We can use this information to create tables behaving the way you describe, while retaining all the original information.
table(as.factor(include.missings(df2$a)), df2$g)
#
# C K M Y
# Blue 0 0 1 2
# Red 1 0 0 3
# Green 2 1 2 0
# *Don't know/Not sure 0 0 0 1
# *Refused 1 1 2 0
# *Unknown 0 0 3 0
table(as.factor(df2$a), df2$g)
#
# C K M Y
# Blue 0 0 1 2
# Red 1 0 0 3
# Green 2 1 2 0
table(as.factor(df2$a), df2$g, useNA="always")
#
# C K M Y <NA>
# Blue 0 0 1 2 0
# Red 1 0 0 3 0
# Green 2 1 2 0 0
# <NA> 1 1 5 1 0
缺少数据的数字列表的行为相同.
The tables for the numeric column with missing data behaves the same way.

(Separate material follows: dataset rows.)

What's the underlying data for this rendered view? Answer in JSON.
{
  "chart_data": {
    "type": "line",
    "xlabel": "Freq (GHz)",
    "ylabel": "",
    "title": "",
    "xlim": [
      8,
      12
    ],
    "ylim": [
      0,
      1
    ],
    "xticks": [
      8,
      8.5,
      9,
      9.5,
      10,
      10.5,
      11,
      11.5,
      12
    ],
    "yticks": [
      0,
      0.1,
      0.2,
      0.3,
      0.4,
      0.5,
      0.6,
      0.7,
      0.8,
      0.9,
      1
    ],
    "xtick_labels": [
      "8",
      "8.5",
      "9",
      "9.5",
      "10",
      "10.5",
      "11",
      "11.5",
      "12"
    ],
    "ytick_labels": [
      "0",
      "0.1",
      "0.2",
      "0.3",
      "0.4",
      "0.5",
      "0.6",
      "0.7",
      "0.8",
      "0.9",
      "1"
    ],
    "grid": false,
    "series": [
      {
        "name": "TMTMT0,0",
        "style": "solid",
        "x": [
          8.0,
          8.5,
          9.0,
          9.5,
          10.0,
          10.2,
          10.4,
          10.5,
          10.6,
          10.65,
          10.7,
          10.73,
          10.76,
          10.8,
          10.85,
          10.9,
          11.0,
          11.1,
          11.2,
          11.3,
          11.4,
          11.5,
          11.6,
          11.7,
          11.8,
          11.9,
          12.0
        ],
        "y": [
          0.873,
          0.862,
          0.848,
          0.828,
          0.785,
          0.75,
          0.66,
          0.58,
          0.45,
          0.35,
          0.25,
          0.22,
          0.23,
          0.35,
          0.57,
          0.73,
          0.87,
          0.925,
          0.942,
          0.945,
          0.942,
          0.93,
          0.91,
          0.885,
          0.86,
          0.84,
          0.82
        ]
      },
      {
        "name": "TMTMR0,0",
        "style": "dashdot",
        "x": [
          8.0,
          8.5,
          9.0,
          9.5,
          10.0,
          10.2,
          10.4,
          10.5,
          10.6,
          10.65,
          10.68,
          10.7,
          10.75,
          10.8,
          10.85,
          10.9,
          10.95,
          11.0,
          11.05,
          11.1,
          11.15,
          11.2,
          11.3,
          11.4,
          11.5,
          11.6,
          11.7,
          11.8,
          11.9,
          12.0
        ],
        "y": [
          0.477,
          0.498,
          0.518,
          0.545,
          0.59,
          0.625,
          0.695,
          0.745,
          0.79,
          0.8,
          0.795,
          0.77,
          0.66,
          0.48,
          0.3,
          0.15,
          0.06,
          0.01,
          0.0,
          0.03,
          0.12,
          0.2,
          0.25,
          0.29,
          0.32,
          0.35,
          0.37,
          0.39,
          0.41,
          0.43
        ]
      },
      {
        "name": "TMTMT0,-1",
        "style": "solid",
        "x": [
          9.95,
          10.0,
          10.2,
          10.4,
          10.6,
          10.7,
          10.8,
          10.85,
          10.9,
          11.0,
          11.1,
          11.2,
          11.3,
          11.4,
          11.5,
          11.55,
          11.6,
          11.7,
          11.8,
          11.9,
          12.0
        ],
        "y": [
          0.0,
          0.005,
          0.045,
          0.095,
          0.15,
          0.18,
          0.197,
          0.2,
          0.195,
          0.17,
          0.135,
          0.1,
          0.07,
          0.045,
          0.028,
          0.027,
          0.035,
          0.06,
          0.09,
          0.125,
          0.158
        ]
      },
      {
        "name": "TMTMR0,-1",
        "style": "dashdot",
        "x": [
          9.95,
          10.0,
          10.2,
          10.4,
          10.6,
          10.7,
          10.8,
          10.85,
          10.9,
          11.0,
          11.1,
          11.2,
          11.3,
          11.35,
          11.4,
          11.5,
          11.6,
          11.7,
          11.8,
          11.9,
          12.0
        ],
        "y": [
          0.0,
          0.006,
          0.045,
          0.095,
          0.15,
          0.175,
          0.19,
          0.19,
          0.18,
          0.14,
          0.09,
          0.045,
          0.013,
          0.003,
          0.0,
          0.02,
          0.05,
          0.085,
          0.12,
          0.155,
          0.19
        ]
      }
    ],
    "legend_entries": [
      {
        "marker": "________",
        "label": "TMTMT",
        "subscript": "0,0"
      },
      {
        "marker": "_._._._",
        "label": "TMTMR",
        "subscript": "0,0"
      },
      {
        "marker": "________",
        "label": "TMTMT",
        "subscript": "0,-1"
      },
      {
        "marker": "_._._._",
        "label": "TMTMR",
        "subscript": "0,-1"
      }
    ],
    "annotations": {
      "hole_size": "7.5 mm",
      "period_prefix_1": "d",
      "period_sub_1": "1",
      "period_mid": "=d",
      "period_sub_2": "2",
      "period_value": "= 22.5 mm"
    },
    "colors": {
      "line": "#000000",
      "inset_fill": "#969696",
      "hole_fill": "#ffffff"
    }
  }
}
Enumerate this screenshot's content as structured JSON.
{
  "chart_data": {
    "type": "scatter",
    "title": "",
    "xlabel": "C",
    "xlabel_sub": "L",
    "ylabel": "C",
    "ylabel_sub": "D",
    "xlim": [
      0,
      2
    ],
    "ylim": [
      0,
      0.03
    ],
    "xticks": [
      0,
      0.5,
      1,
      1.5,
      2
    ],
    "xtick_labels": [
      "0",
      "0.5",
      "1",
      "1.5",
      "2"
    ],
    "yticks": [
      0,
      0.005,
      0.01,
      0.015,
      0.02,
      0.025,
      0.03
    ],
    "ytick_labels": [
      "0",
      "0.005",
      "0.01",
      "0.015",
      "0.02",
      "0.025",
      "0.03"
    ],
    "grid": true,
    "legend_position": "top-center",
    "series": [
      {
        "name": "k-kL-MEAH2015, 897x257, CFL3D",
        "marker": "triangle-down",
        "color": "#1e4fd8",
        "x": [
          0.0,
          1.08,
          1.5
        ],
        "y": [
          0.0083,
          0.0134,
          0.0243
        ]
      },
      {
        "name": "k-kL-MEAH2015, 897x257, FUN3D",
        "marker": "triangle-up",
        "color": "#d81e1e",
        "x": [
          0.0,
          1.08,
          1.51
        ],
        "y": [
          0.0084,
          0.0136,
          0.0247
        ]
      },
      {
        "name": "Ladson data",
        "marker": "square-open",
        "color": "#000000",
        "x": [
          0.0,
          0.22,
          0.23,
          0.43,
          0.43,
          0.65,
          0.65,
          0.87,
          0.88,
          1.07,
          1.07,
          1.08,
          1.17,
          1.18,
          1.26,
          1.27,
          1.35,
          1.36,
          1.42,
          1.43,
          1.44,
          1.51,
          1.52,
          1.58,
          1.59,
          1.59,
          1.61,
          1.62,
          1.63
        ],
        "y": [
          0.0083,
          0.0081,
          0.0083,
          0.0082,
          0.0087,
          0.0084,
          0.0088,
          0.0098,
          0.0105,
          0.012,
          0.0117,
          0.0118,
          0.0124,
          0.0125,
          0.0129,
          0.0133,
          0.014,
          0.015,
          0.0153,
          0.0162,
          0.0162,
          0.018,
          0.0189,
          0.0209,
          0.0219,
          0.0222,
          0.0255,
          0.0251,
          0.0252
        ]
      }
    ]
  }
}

table(as.factor(include.missings(df2$b)), df2$g)
#
# C K M Y
# 1 0 0 0 0
# 2 0 0 4 0
# 3 0 2 0 2
# *77 0 0 2 2
# *88 2 0 0 0
# *99 2 0 2 2
table(as.factor(df2$b), df2$g, useNA="always")
#
# C K M Y <NA>
# 1 0 0 0 0 0
# 2 0 0 4 0 0
# 3 0 2 0 2 0
# <NA> 4 0 4 4 0
作为奖励,您可以轻松生成codebook
s:
As a bonus, you get the facility to generate nice codebook
s:
> codebook(df2$a)
========================================================================
df2$a
------------------------------------------------------------------------
Storage mode: character
Measurement: nominal
Missing values: 77, 88, 99
Values and labels N Percent
1 'Blue' 3 25.0 15.0
2 'Red' 4 33.3 20.0
3 'Green' 5 41.7 25.0
77 M 'Don't know/Not sure' 1 5.0
88 M 'Refused' 4 20.0
99 M 'Unknown' 3 15.0
但是,我也建议您阅读评论 @ Maxim.K,了解真正构成缺失值的原因.
However, I do also suggest you read the comment from @Maxim.K about what really constitutes missing values.
这篇关于指定不同类型的缺失值(NA)的文章就介绍到这了,希望我们推荐的答案对大家有所帮助,也希望大家多多支持IT屋!